Monday, December 14, 2015

Megan Smiley: "Dear Chuck Wendig: Why My Troubles Interest Me"

Dear Chuck Wendig: Why My Troubles Interest Me
By
Megan Smiley

In fiction the things that interest and trouble me go hand in hand. The thing that makes me really love a fiction story is having a main character that I can relate to. I find it most interesting to see how they deal with their problems. I like to see the thought process as they face something they don’t know how to deal with, and how they (usually) overcome it. As a high school senior I am facing a lot of big changes and questions in my life. One of the most troubling would be finding where I fit in in the world. Within the next year or so I am supposed to figure out what I enjoy doing, and how I can make that into a job where I contribute to society and make money.

 I’ve found myself reading more this year than I have in my past two years of high school. Don’t get me wrong, I’ve always been an avid reader, especially of fiction, but this year there I’ve felt an urge to read that I haven’t had since middle school. I’ve been subconsciously returning to my fictional heroes to gain insight on how to deal with such a big decision. While very few fictional characters are worried about what college they are going to, who am I/ what is my purpose is a common theme in fiction. Although not all of the characters handle their problems in the best way, sometimes seeing what not to do is just as helpful as seeing what to do. Recently I read Among Others by Jo Walton, and I related to Morwenna a lot.

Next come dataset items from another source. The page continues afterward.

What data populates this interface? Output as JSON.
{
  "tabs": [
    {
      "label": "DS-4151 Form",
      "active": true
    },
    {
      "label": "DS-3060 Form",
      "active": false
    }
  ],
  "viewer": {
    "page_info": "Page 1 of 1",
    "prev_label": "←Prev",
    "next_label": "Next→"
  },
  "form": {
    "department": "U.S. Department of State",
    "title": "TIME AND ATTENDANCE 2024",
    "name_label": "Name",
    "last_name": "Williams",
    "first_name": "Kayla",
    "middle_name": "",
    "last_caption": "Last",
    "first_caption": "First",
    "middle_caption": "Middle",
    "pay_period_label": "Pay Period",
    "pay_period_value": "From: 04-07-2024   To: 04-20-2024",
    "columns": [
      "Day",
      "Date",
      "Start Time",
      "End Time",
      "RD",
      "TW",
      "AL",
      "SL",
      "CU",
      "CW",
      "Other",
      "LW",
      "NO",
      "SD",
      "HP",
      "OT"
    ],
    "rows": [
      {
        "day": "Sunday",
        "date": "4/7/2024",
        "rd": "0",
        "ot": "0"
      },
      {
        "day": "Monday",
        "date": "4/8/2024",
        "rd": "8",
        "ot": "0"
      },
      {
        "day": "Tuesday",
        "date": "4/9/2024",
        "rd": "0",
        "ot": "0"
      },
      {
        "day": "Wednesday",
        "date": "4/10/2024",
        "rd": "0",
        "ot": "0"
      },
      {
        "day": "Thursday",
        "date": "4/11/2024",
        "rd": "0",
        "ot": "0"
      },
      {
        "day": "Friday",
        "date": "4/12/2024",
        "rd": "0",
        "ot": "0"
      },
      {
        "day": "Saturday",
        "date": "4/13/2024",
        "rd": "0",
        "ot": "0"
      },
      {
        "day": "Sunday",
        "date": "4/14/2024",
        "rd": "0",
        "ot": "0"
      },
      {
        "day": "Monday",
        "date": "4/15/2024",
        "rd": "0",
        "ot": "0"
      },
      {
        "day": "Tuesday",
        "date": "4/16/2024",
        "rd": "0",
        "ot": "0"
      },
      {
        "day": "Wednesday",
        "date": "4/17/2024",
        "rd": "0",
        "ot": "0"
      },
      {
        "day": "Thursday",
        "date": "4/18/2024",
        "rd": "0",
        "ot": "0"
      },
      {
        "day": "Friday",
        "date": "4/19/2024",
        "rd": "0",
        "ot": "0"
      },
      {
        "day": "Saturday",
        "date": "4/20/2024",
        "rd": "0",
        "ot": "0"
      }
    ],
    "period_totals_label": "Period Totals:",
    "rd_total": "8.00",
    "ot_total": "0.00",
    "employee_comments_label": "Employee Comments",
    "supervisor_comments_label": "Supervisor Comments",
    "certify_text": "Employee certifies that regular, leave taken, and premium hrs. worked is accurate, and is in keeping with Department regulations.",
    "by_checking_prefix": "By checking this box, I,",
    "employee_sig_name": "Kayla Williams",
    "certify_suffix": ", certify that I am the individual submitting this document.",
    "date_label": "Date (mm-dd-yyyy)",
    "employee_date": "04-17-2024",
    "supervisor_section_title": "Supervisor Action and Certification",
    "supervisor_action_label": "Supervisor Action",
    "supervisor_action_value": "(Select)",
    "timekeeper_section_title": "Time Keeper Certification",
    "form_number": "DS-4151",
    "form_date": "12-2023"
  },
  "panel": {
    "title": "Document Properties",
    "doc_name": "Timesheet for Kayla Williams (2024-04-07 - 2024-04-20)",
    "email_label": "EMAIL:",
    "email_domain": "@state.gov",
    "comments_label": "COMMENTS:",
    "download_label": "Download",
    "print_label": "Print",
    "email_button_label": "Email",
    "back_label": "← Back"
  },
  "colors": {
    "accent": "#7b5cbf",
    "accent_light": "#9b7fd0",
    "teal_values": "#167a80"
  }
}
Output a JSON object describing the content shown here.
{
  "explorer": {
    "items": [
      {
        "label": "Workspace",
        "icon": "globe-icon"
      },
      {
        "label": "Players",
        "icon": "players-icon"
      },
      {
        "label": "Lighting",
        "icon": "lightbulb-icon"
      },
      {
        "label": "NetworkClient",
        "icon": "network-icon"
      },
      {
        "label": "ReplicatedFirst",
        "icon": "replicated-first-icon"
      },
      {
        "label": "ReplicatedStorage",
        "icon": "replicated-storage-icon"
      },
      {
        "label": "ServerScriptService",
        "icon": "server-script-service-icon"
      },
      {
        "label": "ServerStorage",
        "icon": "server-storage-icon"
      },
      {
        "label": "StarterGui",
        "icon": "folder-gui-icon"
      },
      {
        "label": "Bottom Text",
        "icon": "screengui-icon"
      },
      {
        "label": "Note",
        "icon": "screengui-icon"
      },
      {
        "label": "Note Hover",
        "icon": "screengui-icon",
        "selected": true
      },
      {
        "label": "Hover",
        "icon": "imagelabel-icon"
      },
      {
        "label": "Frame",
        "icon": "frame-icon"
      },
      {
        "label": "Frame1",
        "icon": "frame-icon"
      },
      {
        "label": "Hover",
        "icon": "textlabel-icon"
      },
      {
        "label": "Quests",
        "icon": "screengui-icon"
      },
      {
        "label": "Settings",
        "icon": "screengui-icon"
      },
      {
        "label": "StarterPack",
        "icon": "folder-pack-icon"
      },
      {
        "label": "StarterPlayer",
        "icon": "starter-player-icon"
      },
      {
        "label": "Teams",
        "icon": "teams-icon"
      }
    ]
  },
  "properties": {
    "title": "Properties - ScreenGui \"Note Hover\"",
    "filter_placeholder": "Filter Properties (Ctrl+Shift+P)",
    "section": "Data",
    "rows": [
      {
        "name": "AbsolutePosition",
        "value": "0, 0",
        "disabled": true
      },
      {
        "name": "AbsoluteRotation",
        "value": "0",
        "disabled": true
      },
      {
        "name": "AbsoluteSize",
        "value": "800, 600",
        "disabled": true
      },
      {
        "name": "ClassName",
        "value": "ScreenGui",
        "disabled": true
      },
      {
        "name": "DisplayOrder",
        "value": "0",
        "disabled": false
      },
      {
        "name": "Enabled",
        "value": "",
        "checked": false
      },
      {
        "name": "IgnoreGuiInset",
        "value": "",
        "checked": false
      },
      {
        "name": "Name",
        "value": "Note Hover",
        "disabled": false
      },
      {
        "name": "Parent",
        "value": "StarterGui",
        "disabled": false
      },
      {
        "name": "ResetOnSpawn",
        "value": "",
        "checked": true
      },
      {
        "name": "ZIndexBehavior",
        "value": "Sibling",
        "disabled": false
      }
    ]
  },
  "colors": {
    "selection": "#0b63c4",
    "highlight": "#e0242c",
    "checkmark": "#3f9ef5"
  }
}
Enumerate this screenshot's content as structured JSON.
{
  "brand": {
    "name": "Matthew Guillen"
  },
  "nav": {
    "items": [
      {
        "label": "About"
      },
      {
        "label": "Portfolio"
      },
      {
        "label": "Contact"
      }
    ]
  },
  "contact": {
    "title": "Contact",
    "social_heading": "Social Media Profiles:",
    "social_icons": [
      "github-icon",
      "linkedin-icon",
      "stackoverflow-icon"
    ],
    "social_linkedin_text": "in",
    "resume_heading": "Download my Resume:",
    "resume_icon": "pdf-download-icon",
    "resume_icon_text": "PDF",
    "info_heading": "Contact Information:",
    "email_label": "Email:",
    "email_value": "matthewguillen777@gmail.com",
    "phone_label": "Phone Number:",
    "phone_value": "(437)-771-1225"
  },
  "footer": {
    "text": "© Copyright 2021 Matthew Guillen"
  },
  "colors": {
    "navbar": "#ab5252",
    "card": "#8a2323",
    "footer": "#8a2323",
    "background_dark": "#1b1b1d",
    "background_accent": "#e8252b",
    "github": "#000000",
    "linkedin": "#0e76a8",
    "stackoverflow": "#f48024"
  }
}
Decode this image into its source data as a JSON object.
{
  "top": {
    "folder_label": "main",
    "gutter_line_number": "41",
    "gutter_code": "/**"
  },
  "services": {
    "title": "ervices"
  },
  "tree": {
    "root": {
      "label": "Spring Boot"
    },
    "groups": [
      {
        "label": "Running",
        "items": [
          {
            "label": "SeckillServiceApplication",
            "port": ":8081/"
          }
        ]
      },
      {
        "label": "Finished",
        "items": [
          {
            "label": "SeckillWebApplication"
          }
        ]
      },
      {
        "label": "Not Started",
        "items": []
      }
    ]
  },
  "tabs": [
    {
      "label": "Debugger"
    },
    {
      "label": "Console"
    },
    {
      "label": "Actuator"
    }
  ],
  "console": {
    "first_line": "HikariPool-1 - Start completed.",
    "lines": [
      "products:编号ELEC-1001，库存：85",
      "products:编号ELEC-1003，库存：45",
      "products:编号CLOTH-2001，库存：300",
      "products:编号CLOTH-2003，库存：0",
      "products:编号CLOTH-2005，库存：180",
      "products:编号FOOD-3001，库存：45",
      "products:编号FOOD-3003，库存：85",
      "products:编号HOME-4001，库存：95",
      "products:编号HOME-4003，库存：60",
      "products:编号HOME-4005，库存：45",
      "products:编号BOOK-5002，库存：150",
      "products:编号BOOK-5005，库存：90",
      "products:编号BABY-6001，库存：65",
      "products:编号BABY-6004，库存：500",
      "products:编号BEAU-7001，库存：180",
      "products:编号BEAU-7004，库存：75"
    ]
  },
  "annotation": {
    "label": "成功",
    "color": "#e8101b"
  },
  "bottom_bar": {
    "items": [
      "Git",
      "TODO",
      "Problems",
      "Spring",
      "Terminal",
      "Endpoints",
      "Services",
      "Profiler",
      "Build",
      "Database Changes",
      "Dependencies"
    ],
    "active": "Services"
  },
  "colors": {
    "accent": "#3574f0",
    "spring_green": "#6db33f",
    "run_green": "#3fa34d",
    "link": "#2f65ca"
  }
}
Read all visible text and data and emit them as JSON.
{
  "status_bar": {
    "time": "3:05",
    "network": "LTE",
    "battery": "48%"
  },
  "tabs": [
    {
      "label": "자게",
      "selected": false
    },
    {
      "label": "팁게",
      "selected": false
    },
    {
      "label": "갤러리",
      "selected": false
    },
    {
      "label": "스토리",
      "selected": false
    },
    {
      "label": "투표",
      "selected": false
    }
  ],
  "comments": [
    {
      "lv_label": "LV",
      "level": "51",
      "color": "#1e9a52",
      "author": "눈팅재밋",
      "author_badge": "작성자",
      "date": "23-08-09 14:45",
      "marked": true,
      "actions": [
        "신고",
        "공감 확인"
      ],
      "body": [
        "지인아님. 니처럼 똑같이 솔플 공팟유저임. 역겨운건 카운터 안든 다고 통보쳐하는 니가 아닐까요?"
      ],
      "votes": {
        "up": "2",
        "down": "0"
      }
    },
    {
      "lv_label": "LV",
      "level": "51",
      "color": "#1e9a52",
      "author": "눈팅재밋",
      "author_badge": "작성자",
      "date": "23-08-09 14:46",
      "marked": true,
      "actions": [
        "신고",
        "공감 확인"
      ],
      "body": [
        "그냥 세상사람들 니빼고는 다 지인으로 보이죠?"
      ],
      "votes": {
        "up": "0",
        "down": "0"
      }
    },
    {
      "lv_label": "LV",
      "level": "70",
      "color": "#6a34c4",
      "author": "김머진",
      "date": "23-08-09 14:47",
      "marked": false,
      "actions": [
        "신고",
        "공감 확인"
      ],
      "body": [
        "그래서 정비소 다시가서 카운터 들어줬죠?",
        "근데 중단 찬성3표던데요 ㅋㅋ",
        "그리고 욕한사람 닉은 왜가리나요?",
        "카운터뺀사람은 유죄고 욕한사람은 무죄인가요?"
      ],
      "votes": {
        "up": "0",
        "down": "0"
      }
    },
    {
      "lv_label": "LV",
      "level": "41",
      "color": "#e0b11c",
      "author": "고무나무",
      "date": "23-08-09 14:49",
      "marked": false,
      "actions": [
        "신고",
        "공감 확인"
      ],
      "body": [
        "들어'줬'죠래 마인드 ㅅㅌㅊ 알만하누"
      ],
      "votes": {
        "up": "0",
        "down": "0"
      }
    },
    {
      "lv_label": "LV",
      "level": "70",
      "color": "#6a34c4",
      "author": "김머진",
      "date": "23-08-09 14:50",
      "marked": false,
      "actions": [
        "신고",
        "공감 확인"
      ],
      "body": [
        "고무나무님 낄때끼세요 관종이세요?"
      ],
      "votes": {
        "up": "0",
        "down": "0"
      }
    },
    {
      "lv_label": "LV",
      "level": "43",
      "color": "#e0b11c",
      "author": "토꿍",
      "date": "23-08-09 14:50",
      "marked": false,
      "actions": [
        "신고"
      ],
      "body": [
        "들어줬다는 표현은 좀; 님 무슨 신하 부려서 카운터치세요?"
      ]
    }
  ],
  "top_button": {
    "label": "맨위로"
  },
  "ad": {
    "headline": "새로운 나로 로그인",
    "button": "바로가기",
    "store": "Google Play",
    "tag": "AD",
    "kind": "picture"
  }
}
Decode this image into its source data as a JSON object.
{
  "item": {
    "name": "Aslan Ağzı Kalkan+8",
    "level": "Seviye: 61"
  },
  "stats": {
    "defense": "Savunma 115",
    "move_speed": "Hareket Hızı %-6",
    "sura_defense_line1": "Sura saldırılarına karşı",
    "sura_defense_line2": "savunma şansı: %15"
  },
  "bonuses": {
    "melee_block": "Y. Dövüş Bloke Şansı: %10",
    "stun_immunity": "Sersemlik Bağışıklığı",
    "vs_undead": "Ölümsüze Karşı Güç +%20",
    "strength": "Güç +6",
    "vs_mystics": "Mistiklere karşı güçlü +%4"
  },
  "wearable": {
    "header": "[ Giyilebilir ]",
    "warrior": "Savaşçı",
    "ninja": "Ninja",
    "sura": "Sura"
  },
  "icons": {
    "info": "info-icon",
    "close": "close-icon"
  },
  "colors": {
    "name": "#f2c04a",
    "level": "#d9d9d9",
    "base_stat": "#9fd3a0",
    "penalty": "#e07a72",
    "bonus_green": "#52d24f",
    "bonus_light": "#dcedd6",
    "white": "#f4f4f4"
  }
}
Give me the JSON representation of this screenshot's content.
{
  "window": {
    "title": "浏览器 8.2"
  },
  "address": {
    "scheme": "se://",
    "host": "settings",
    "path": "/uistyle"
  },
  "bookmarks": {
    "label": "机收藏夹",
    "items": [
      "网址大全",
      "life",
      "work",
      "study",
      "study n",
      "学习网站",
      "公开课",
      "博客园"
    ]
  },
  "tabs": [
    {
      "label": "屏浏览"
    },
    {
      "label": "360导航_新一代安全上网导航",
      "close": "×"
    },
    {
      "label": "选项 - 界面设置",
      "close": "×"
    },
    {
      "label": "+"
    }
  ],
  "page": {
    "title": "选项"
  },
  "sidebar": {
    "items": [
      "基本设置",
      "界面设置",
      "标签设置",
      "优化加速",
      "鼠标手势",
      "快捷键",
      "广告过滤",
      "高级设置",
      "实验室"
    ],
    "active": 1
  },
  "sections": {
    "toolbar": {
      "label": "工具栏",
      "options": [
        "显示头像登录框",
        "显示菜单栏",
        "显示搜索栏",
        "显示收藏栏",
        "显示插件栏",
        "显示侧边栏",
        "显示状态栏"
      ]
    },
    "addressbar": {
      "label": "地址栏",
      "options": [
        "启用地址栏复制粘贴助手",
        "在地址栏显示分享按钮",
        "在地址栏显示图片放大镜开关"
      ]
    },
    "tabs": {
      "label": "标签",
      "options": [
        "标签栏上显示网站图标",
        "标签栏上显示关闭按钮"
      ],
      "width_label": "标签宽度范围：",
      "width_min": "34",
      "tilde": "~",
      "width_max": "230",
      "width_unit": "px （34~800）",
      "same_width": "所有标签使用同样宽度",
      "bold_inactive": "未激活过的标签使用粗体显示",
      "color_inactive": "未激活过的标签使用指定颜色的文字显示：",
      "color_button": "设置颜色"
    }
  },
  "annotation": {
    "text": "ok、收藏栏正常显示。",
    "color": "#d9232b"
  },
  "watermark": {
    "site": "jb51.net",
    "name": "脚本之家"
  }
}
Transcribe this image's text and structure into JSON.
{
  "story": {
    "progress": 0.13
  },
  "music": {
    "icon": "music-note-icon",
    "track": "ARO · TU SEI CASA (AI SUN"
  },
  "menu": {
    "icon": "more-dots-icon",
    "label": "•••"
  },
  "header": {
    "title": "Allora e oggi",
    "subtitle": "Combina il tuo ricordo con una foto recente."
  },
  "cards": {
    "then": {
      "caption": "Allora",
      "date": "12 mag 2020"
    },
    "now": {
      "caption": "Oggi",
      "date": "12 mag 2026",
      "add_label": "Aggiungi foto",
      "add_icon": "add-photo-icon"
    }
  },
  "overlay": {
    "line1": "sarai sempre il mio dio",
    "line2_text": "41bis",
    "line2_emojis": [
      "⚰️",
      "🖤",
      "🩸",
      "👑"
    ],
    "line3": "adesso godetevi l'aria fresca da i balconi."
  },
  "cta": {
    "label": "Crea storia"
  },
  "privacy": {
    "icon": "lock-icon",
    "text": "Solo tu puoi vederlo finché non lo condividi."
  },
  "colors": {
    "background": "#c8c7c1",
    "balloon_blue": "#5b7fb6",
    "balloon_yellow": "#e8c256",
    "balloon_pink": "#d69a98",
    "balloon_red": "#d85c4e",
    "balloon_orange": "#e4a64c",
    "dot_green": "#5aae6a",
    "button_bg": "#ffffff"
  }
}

 Although compared to her I’ve had a great life, I have often taken refuge in books when I felt lonely or stressed or bored or upset or I just had too much on my mind to be able to sleep (I read A LOT). For me that book had two quotes that really stuck with me because they encompass my relationship with books. The first one was “I have books, new books, and I can bear anything as long as there are books.” The second was when Mor’s friend Hugh said “Bibliotrophic… Like sunflowers are heliotropic, they naturally turn towards the sun. We naturally turn towards the book shop.” The first one struck me because, as I said before, I turn to books to help me get through hard times. It was really comforting to see another person, even a fictional one, do the same. The second reminded me of a conversation I had over the summer with my parents. I had been going to the book store nearly every week because my goal for the summer was to get through all of the classics that people my age are expected to have read (Fahrenheit 451, Lord of the Flies, The Orient Express, etc.) and my dad said I might need to slow down a little because my book habit was getting kind of expensive. Of course, my reply to this was “At least it’s not a drug habit.” The book chronicles Morwenna growing up and facing things that have scared her for a long time and to me that was the most relatable part of the book because I am facing that challenge right now.

Although figuring out who you are is a common theme in the books that I like, it is not the only type of book that I like. I have a terrible habit of loving books and stories that are painfully sad. This semester in Speculative Fiction two of my favorite stories were “Kyrie” by Poul Anderson and Tom Godwin’s “The Cold Equations”. These two were really good because they elicit such a strong emotional reaction from almost all readers. I guess Lady Antebellum got it when they said “Guess I’d rather hurt than feel nothing at all.” I’m currently reading Maggie Steifvater’s The Raven Cycle series. You know from page one that one of the main characters will die, however you can’t help but get attached to all of them. I know that I’m setting myself up for sadness, but I can’t help it.


There you have it, what interests and troubles me. Those two are often the same, at least for me. The great “Who am I and where do I belong” question, relatable characters, and sad stories. 

1 comment:

  1. Megan,

    Isn't it strange how we can find the sadness a character faces consoling in our own lives? I suppose that's the nature of empathy. We yearn to identify with what's around, even the painful things. Maybe that ability to identify with even the painful things is part of what gives human empathy its real significance -- and stories their power over us.

    I'm not at all surprised to hear that you saw in Morwenna a piece of yourself. You are one of the most bibliotropic people I know, after all.